Other than the painful transplants, clamorous ads of those scam creams, pills, easy-to-spot wigs, and comb-overs, people suffering from receding hairlines don’t have many options. Over the years, we have heard on and off about some promising developments in this domain, but nothing fruitful has come to market yet!
In the year 2014, the researchers at Columbia University Medical Center were looking at potential treatments for alopecia areata, also known as spot baldness. It is an autoimmune disease that causes hair loss, and the team tested this disease with their drugs that inhibit a family of enzymes known as Janus Kinase (JAK) in hair follicles. They were able to come up with the drugs that successfully turned off the signals that used to trigger an autoimmune attack. These drugs could also restore hair growth in some subjects when administered orally. They tested this concept on a bald rat, and found that the rat was able to grow hair within 10 days!
But the results did not end there. Dr. Angela Christiano, lead in the research team, made another observation that when the drugs were applied directly to the skin rather than being administered orally or through other means, their effects were more promising and fast. This gave conclusive evidence that the JAK drugs were positively and directly interacting with the hair follicles while preventing an autoimmune attack.
Lately, the team further enhanced their research and found out that the JAK inhibitors help in reawakening the hair follicles from their resting state. This could be simulated as being similar to the natural process of hair follicles alternating between active and dormant phases. The JAK family of enzymes puts the follicles into this resting state. By suppressing its activity, the drugs devised by the team switch the hair follicles from the sleeping state to re-enter the active part of the cycle.

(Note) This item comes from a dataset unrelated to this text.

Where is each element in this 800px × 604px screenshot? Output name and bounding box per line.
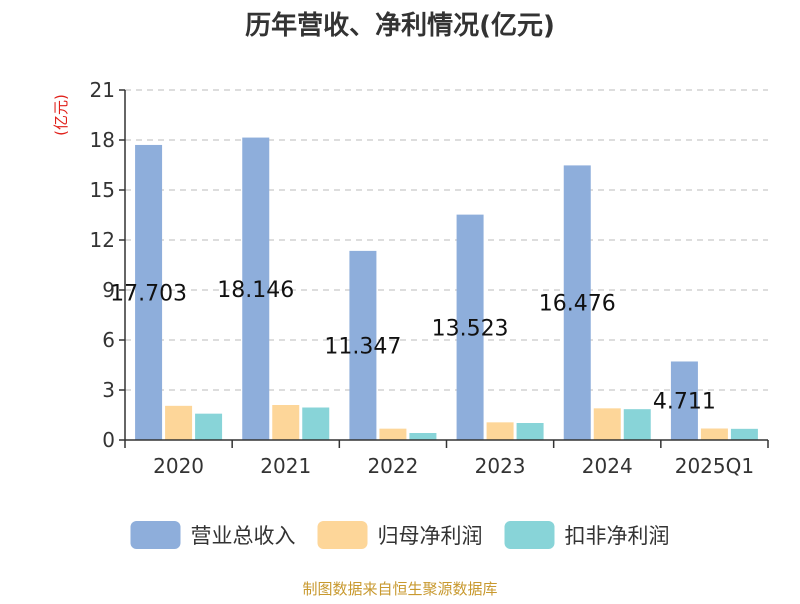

In an experiment, the JAK drugs were applied to the skin of bald mice for five days. Within the next 10 days, natural hair growth was recorded. The control group of mice was not given the medicine, and they remained bald (shown in the picture above). According to the researchers, the mice had regrown almost all of their hair only after three weeks of this treatment. They say that this approach can also be used to produce longer hair from human hair follicles in lab conditions or grown culture.

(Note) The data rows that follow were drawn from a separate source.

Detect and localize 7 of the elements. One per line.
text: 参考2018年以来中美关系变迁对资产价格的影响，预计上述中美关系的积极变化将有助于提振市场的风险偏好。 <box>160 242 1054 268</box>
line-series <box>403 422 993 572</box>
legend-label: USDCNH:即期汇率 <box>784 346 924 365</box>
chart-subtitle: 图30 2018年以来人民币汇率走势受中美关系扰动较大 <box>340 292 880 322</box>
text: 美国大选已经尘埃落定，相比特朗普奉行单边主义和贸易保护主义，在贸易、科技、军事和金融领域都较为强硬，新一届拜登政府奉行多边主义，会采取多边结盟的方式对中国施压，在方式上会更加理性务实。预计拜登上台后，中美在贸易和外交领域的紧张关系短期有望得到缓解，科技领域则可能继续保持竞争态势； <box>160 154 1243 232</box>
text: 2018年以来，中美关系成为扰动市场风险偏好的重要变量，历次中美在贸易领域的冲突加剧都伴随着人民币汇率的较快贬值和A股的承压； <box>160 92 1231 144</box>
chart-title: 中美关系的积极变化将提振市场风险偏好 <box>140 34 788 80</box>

The two drugs suggested by the researchers are already approved by the US Food and Drug Administration (FDA); one for the treatment of blood diseases and the other for rheumatoid arthritis. While the researchers have only started to test the drug on human scalps, they say that the results are quite promising.
With clinical trials underway for the two drugs to treat plaque psoriasis and alopecia areata, the results of a test case can be shown in the picture above.